Entretanto, nos interessa aqui é falar de Saint-Exupéry, o motivo de escrevermos essa crônica, não é mesmo. Sim, então cadê o Zé Perri do título? Pois gente, o Zé Perri é ele mesmo, ora pois! Esse apelido foi dado pelos pescadores de Campeche, em Santa Catarina, onde igualmente passavam uns dias e interagiam com a população local. O pessoal não conseguia pronunciar seu nome na língua natal de Vanessa Paradis, então ficou Zé Perri mesmo. Tem até documentário sobre isso: "De Saint-Exupéry a Zeperri", 2011, uma co-produção Brasil/França dirigida por Branca Regina Rosa, disponível na internet.

NA SEGUNDA GUERRA MUNDIAL
Como eu dizia, nossos intrépidos aviadores tiveram vigorosos brevês e vidas breves: Mermoz morreu durante a 25ª vez que realizava a travessia transoceânica Congo/Brasil - da qual foi pioneiro - , em 1936, dado como desaparecido; Guillaumet, amigo íntimo de Antoine e que, como ele, também casara na Argentina (será que as hermanas deram azar pros gauleses?), foi abatido, durante vôo sobre o Mar Mediterrâneo em 1940, por um caça italiano, sem deixar vestígios. Claro que, sobre Exupéry, contarei mais detalhes.

Quando eclodiu a Segunda Guerra Mundial, ele pilotou pela Força Aérea Francesa até a rendição do país, após o que se exilou nos Estados Unidos. Lá lançou mais alguns livros, como O Pequeno Príncipe, em abril de 1943. Sim, o grande clássico universal, que já foi traduzido em uma ou duas centenas de idiomas e vendeu entre dezernas e centenas de milhões de exemplares (não arrisco dar números precisos, pois essas informações variam muito na internet), foi lançado primeiro em inglês e não em francês, a língua materna do literato. E mais: as aquarelas originais, de autoria de Exupéry, foram usadas somente na primeira versão americana; a edição francesa, publicada em novembro de 1945, quando o escritor já falecera, teve de reproduzir os desenhos do livro estadunidense.

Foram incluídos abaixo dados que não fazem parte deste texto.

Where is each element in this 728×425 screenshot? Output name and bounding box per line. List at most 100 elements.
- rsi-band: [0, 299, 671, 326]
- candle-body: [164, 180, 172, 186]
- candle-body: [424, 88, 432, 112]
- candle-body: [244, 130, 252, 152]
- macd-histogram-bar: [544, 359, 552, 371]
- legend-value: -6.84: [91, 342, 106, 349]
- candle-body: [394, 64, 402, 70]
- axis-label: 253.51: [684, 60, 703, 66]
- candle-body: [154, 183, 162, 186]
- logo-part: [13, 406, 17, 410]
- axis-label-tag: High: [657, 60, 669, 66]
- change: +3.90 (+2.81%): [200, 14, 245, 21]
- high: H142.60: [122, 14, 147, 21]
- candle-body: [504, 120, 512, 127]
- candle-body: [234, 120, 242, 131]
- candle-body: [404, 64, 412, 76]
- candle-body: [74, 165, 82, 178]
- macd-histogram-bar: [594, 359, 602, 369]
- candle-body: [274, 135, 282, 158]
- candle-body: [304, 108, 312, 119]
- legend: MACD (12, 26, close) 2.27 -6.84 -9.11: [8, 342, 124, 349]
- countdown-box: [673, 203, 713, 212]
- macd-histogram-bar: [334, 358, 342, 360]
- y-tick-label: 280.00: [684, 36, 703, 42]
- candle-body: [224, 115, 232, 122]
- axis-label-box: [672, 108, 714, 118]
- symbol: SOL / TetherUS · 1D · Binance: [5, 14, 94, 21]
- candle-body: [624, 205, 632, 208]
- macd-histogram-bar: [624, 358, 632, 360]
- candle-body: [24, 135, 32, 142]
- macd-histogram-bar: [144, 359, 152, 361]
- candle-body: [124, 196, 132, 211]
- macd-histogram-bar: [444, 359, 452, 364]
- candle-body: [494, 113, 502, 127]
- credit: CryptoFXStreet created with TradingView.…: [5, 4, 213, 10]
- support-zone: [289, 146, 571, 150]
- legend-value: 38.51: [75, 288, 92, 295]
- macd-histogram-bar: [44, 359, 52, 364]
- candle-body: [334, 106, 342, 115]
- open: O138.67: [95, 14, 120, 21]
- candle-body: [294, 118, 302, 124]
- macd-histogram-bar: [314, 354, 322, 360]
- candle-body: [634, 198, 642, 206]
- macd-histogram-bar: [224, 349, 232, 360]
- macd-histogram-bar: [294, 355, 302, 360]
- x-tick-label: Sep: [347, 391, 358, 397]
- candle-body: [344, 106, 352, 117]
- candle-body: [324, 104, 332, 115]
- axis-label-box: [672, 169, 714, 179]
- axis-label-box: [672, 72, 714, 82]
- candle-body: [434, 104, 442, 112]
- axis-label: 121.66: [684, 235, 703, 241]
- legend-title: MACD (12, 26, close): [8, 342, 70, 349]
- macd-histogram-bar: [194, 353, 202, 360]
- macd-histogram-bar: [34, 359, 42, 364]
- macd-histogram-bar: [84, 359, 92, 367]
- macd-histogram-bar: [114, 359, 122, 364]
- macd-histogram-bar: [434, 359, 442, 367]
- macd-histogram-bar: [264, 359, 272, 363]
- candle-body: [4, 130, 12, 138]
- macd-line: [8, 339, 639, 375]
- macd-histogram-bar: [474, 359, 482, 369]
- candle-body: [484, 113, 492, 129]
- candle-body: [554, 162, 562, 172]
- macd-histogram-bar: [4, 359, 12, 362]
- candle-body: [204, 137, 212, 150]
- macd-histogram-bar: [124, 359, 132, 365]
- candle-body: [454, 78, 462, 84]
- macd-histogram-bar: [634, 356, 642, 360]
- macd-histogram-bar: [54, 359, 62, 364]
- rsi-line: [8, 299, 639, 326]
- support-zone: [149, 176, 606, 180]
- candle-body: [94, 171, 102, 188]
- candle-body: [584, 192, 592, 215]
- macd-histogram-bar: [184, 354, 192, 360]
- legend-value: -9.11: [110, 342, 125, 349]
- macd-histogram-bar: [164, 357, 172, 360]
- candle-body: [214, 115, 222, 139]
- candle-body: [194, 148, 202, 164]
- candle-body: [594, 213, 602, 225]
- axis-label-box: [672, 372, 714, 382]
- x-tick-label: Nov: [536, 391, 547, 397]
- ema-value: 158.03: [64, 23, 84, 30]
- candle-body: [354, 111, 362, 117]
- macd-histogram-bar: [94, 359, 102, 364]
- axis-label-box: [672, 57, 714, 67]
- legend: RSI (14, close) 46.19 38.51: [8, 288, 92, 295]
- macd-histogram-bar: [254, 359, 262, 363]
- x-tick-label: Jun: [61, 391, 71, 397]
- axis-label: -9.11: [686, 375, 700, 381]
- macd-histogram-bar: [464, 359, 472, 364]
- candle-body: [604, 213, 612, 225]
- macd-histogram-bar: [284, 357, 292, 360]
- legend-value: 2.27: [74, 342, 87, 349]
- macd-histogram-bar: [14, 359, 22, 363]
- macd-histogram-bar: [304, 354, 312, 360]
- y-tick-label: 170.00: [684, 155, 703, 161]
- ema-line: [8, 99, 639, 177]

Estando nos EUA quando o pais entrou para a guerra, Antoine mexeu suas asinhas a fim de voltar para sua esquadrilha, que agora apoiava os Aliados. Na verdade já estava velho e ultrapassado para os modernos e sofisticados caças americanos, que exigiam pilotos com no máximo 35 anos e em ótima forma física, não um quarentão acima do peso já alquebrado pelos acidentes dos tempos de Aéropostale. Mas, sabem como é, o pioneiro aviador e famoso escritor teve QI suficiente para conseguir seu intento. Contudo, deveria ter ficado em Nova York, sentado e com os pés chão, pintando e escrevendo. Em sua quinta missão, em 31 de julho de 1944, desapareceu na costa francesa durante vôo de reconhecimento.

DÉCADAS DEPOIS
O que acontecera a Antoine de Saint-Exupéry? Ficou o mistério. Alguns aventavam a possibilidade de suicídio. Para esses, as 44 vezes que o Pequeno Príncipe vê o pôr do sol em seu pequeno planeta seriam a idade da morte do autor, enquanto o desaparecimento do menino no deserto, ao final do livro, seria uma metáfora para a forma como ele e seus colegas sumiam do mundo. Somando-se a isso, a rosa, única personagem feminina do livro, representaria a sua esposa, Consuelo, com a qual estaria tendo problemas conjugais.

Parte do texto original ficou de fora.